Back in the 80s, Williams made an absolute killing in the futures market. There was some competition back in '87 where he turned *10k to 1million+ in 12 months. * Gallacher speaks of him in his Winner take all book. 

Wat a legend.


----------



## Kauri (2 January 2007)

nizar said:
			
		

> Back in the 80s, Williams made an absolute killing in the futures market. There was some competition back in '87 where he turned *10k to 1million+ in 12 months. *Gallacher speaks of him in his Winner take all book.
> 
> Wat a legend.




  Was a bit of controversy surrounding that 10k to 1 million World Cup Challenge.

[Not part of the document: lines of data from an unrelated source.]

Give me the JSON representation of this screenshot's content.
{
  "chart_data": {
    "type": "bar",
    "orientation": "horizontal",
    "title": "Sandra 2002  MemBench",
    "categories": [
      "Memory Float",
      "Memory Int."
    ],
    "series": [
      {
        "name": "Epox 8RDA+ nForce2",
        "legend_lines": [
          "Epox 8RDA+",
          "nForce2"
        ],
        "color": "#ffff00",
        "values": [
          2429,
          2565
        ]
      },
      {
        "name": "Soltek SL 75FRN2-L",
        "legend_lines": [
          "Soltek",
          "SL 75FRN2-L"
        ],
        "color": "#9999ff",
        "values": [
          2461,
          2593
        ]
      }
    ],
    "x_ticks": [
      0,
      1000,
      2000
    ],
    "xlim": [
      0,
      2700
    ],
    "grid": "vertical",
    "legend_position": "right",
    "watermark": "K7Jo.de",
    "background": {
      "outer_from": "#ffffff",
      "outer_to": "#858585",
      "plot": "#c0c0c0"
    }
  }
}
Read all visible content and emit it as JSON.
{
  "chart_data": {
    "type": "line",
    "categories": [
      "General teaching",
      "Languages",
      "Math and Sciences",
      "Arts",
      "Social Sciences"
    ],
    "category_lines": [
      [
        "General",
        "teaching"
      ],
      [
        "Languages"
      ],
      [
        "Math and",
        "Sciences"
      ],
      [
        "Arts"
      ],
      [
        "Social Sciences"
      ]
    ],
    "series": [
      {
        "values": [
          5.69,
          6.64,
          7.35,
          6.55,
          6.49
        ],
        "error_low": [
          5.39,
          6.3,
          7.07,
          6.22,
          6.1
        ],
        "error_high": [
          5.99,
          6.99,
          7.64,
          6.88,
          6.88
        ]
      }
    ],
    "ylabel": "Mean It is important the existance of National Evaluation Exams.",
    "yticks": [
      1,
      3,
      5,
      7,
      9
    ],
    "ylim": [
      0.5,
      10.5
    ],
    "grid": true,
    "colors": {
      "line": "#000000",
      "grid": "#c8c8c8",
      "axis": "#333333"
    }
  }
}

> In 1987, Robbins Trading Company - a commodity futures brokerage firm -
> sponsored a trading contest titled, rather immodestly, The World Cup of
> Futures Trading.  To enter this competition, a contestant had to open a
> $10,000 account with Robbins.  The prize was to go to whoever made the
> ...


----------



## It's Snake Pliskin (2 January 2007)

nizar said:
			
		

> Back in the 80s, Williams made an absolute killing in the futures market. There was some competition back in '87 where he turned *10k to 1million+ in 12 months. * Gallacher speaks of him in his Winner take all book.
> 
> Wat a legend.




And he trades live too. He would really turn Duc on


----------



## It's Snake Pliskin (2 January 2007)

chops_a_must said:
			
		

> The only comment I have got so far (she is through the first part of Adaptive Analysis) is that it is rather egotistical. But I guess that is to be expected.




Why is it to be expected?


----------



## chops_a_must (2 January 2007)

It's Snake Pliskin said:
			
		

> Why is it to be expected?



If someone is giving advice, it is hard for them not to be. But I think in trading, it is especially prevalent, because success is easily measured and comparable.


----------



## It's Snake Pliskin (3 January 2007)

chops_a_must said:
			
		

> If someone is giving advice, it is hard for them not to be. But I think in trading, it is especially prevalent, because success is easily measured and comparable.




Fair enough.


----------